As so often, from that seed one can spiral out into similar corpus-investigating tools, such as the online Voyant Toolkit, which makes statistical properties of texts visible and accepts cut-and-pasted text for quick analysis. I am not clear yet how to use some of tools, such as Cirrus-display or the term-berry, but my example was rather short and had little in terms of repeating words.
Because Corpus Linguistics has been going on for a while now, there are a couple of good articles or even books on how to construct corpora on Amazon, mostly targeting linguists however, with a few exceptions.
There has also been criticism in the community, distinguishing corpus linguistics from discourse analysis.

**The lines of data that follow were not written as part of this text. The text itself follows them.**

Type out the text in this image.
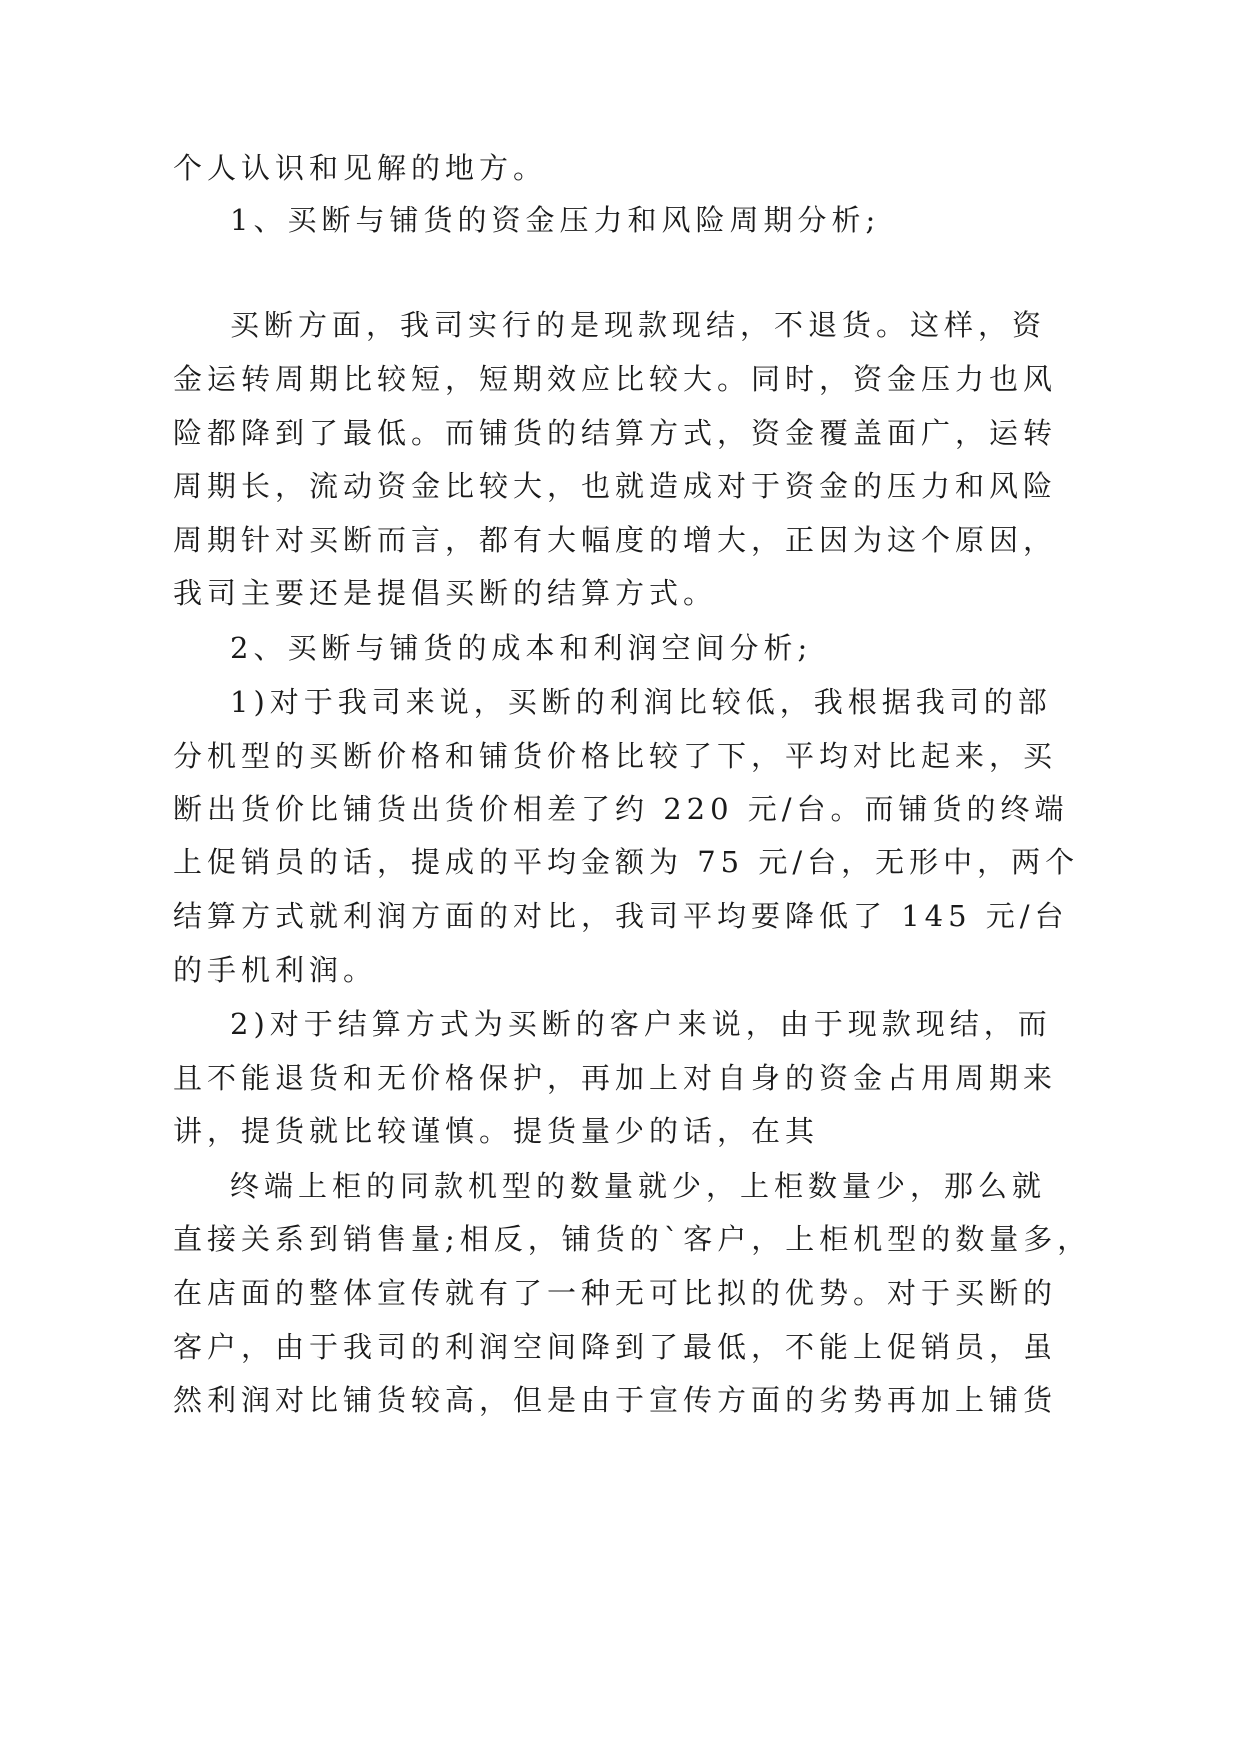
个人认识和见解的地方。
1、买断与铺货的资金压力和风险周期分析;
买断方面，我司实行的是现款现结，不退货。这样，资
金运转周期比较短，短期效应比较大。同时，资金压力也风
险都降到了最低。而铺货的结算方式，资金覆盖面广，运转
周期长，流动资金比较大，也就造成对于资金的压力和风险
周期针对买断而言，都有大幅度的增大，正因为这个原因，
我司主要还是提倡买断的结算方式。
2、买断与铺货的成本和利润空间分析;
1)对于我司来说，买断的利润比较低，我根据我司的部
分机型的买断价格和铺货价格比较了下，平均对比起来，买
断出货价比铺货出货价相差了约 220 元/台。而铺货的终端
上促销员的话，提成的平均金额为 75 元/台，无形中，两个
结算方式就利润方面的对比，我司平均要降低了 145 元/台
的手机利润。
2)对于结算方式为买断的客户来说，由于现款现结，而
且不能退货和无价格保护，再加上对自身的资金占用周期来
讲，提货就比较谨慎。提货量少的话，在其
终端上柜的同款机型的数量就少，上柜数量少，那么就
直接关系到销售量;相反，铺货的`客户，上柜机型的数量多，
在店面的整体宣传就有了一种无可比拟的优势。对于买断的
客户，由于我司的利润空间降到了最低，不能上促销员，虽
然利润对比铺货较高，但是由于宣传方面的劣势再加上铺货
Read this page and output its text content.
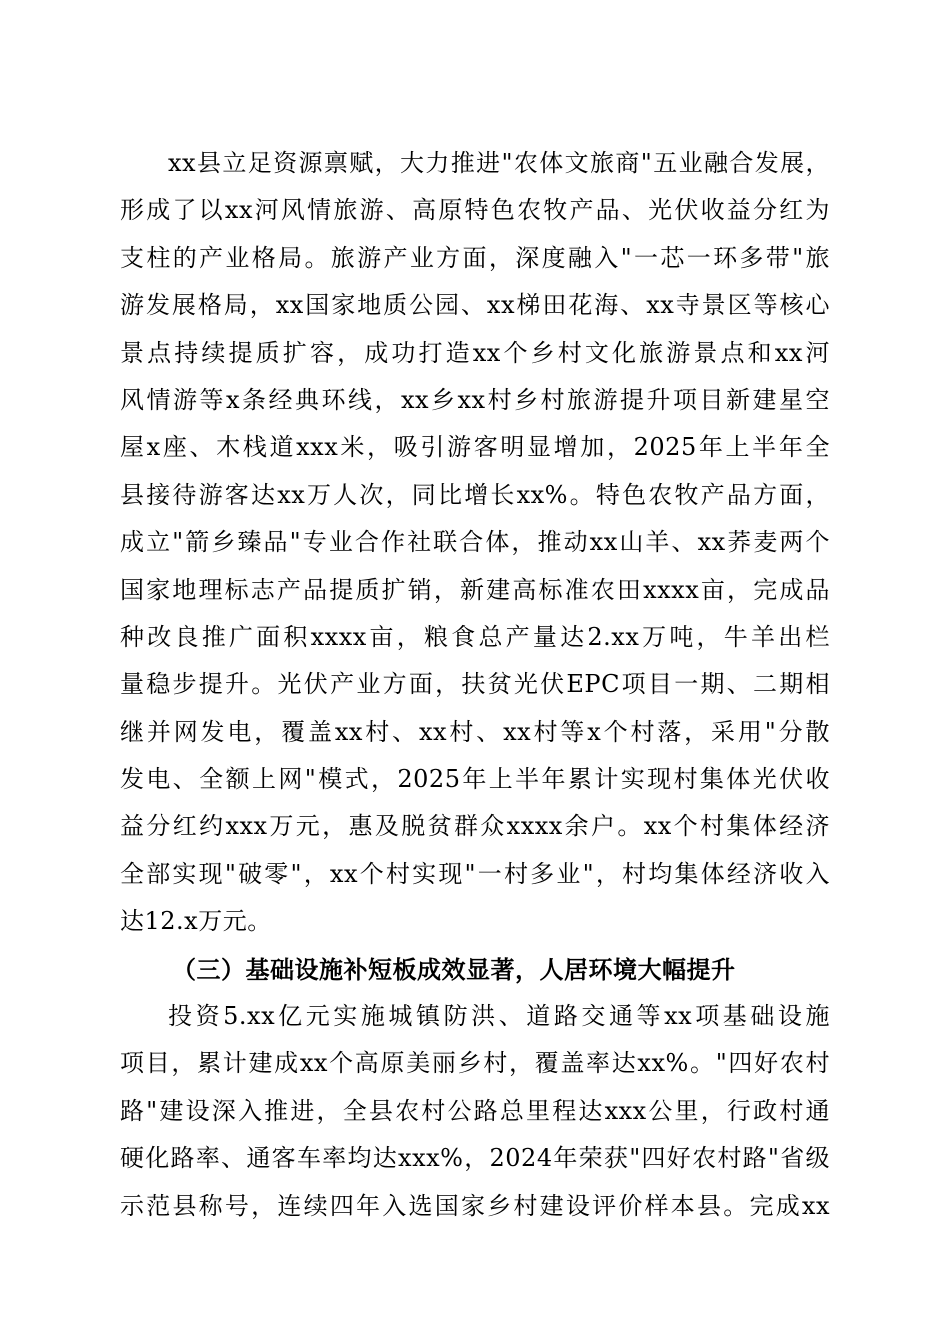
xx县立足资源禀赋，大力推进"农体文旅商"五业融合发展，
形成了以xx河风情旅游、高原特色农牧产品、光伏收益分红为
支柱的产业格局。旅游产业方面，深度融入"一芯一环多带"旅
游发展格局，xx国家地质公园、xx梯田花海、xx寺景区等核心
景点持续提质扩容，成功打造xx个乡村文化旅游景点和xx河
风情游等x条经典环线，xx乡xx村乡村旅游提升项目新建星空
屋x座、木栈道xxx米，吸引游客明显增加，2025年上半年全
县接待游客达xx万人次，同比增长xx%。特色农牧产品方面，
成立"箭乡臻品"专业合作社联合体，推动xx山羊、xx荞麦两个
国家地理标志产品提质扩销，新建高标准农田xxxx亩，完成品
种改良推广面积xxxx亩，粮食总产量达2.xx万吨，牛羊出栏
量稳步提升。光伏产业方面，扶贫光伏EPC项目一期、二期相
继并网发电，覆盖xx村、xx村、xx村等x个村落，采用"分散
发电、全额上网"模式，2025年上半年累计实现村集体光伏收
益分红约xxx万元，惠及脱贫群众xxxx余户。xx个村集体经济
全部实现"破零"，xx个村实现"一村多业"，村均集体经济收入
达12.x万元。
（三）基础设施补短板成效显著，人居环境大幅提升
投资5.xx亿元实施城镇防洪、道路交通等xx项基础设施
项目，累计建成xx个高原美丽乡村，覆盖率达xx%。"四好农村
路"建设深入推进，全县农村公路总里程达xxx公里，行政村通
硬化路率、通客车率均达xxx%，2024年荣获"四好农村路"省级
示范县称号，连续四年入选国家乡村建设评价样本县。完成xx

The recent exercise that I went through for the purposes of this blog, on Ernest Gellner's book Plow, Sword and Book, effectively plays off the discourse analytic stance against the corpus linguistic one, as I now suspect. The most recent book I was able to obtain that splits the difference comes from the analysis of academic writing.
There have been more principled attacks against corpus linguistics, for example from Noam Chomsky, for example discussed here, which see in corpus linguistics the mistaken assumption that data will eventually induce itself into a theory. (That sounds familiar ....)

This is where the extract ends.